Rebuilding OFED 1.5.3 for new Linux kernel

I administer a HP cluster of 3 head nodes and 60 compute nodes. All run RHEL 6.2 x86_64 with kernel 2.6.32-220. All nodes have Mellanox Technologies MT26428 [ConnectX VPI PCIe 2.0 5GT/s - IB QDR / 10GigE] NICs. The nodes are interconnected by a 1GB Ethernet network and an IB network. HP professional services installed RHEL with Mellanox OFED 1.5.3. The HP technician told me that we had to use the Mellanox drivers because our Mellanox hardware wasn’t well supported by the Linux IB drivers. We get our hardware and software support, including the Mellanox NICs, through HP. As of this writing, only one of the head nodes faces the outside world. This is so off-campus users can log in to the login node using ‘ssh’.

So far I’ve held back from installing a lot of software updates, but I’m concerned about the security ramifications of running older patch levels especially of the Linux kernel.
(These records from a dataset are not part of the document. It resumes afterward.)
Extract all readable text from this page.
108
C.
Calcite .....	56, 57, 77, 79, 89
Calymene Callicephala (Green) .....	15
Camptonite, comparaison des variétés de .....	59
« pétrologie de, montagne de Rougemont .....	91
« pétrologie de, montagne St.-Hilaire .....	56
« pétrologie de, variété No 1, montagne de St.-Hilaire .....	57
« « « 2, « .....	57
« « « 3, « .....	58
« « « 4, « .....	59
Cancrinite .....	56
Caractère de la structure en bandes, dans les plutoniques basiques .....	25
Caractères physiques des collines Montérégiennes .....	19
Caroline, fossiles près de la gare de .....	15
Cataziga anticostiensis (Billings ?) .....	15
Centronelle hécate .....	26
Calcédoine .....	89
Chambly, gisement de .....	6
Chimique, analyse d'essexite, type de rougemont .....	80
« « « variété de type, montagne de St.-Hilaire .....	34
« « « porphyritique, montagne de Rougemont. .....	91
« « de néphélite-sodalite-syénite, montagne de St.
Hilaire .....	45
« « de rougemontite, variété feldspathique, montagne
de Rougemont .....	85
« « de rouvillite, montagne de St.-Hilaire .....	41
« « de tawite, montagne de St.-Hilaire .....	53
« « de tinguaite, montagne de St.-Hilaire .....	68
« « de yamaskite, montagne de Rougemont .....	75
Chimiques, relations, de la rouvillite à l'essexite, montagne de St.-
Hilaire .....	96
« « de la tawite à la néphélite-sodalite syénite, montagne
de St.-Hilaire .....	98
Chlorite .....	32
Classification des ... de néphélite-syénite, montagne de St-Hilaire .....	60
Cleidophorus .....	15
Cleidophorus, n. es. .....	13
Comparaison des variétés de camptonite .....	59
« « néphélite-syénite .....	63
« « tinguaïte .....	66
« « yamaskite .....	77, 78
A recently announced ‘zero-day exploit’ affecting RHEL 6.2 x86_64 has gotten me even more concerned! I’d like to bring my nodes more up to date, but I see that Mellanox OFED 1.5.3 specifically supports only kernel release 2.6.32-220 with RHEL 6.2. RedHat is currently offering release 2.6.32-358.6.2.

Questions:

  1. Are there any known issues with running mlnx_add_kernel_support.sh to build OFED RPMs for RedHat-provided kernels newer than 2.6.32-220?

  2. If I do run into an issue, is there any way I can pursue getting help other than opening a ticket with HP?

  3. How could I figure out whether the native Linux IB drivers support my IB hardware?

My goal: maintain a stable cluster without getting too behind on critical and security patches.

Thanks!

Dave

hi

we face a similar problem. The only way to solve it is to run a pre-prod cluster. install the updates and test it. (takes a few hours)

we use HP C7000 blades with HP BL460 and 465 G7 Servers using ConnectX2 Mezz cards. Firmware Vers HP 2.7 (latest is mellanox 2.9 but we cant get that to work on HP Mezz cards… yet)

the pre-prod cluster is 2 node of older BL460G6 servers with min ram and 1cpu. Its on seperate IB fabric also. +2 more nodes with esx and centos initiators (srp)

Our target servers are on Centos 6.3 atm 2.6.32 using OFED 1.5.3 with sCST 2.2 Its fairly stable. however please note our kernel is custom due to SCST requirements. meaning its not easy upgrade, to rebuild another kernel for each individual machine.

We are considering trying OFED 2 driver, with SCST 3.0 on Ubuntu 12.10

2 good resources are HOWTO: Infiniband SRP Target on CentOS 6 incl RPM SPEC | Andy’s Tech Blog HOWTO: Infiniband SRP Target on CentOS 6 incl RPM SPEC | Andy's Tech Blog

and TechnoNibbles: Installing SCST and SRP for RHEL (Centos/OEL) 6.2, building kernel etc TechnoNibbles: Installing SCST and SRP for RHEL (Centos/OEL) 6.2, building kernel etc

each show what step are taken to rebuild the kernel. we are adopting the 1st blog from Andy, as he rebuilds the RPM’s and can easily test them in pre-prod, and package up the RPM’s to be installed on multiple nodes quickly.

hope this helps?

Thanks! Your links are helpful. The idea of using a non-cluster system to build the OFED RPMs was especially useful. The comments appended to the first link have some interesting opinions regarding OFED and maintenance. Like one of the commenters, I too would be thrilled if the Linux kernel shipped with IB drivers for our hardware.

Starting with a RHEL 6.2 x86_64 VM, I’ve run ‘yum update kernel’ to get the latest kernel. After rebooting, I ran mlnx_add_kernel_support.sh with no reported errors. This built an ISO including kernel-ib, kernel-mft, and knem RPMs for the new kernel. This gives me some confidence that OFED will build OK on my cluster if/when I update the kernel over there.

Testing-wise, I don’t have any spare IB NICs lying around so my least worst option will be to adopt a couple of compute nodes for a few hours. Next, I’d either have to plow ahead with upgrading the rest of the nodes or roll back the updated nodes from an HP CMU image. Testing on a production cluster adds to the challenge, I suppose.

Dave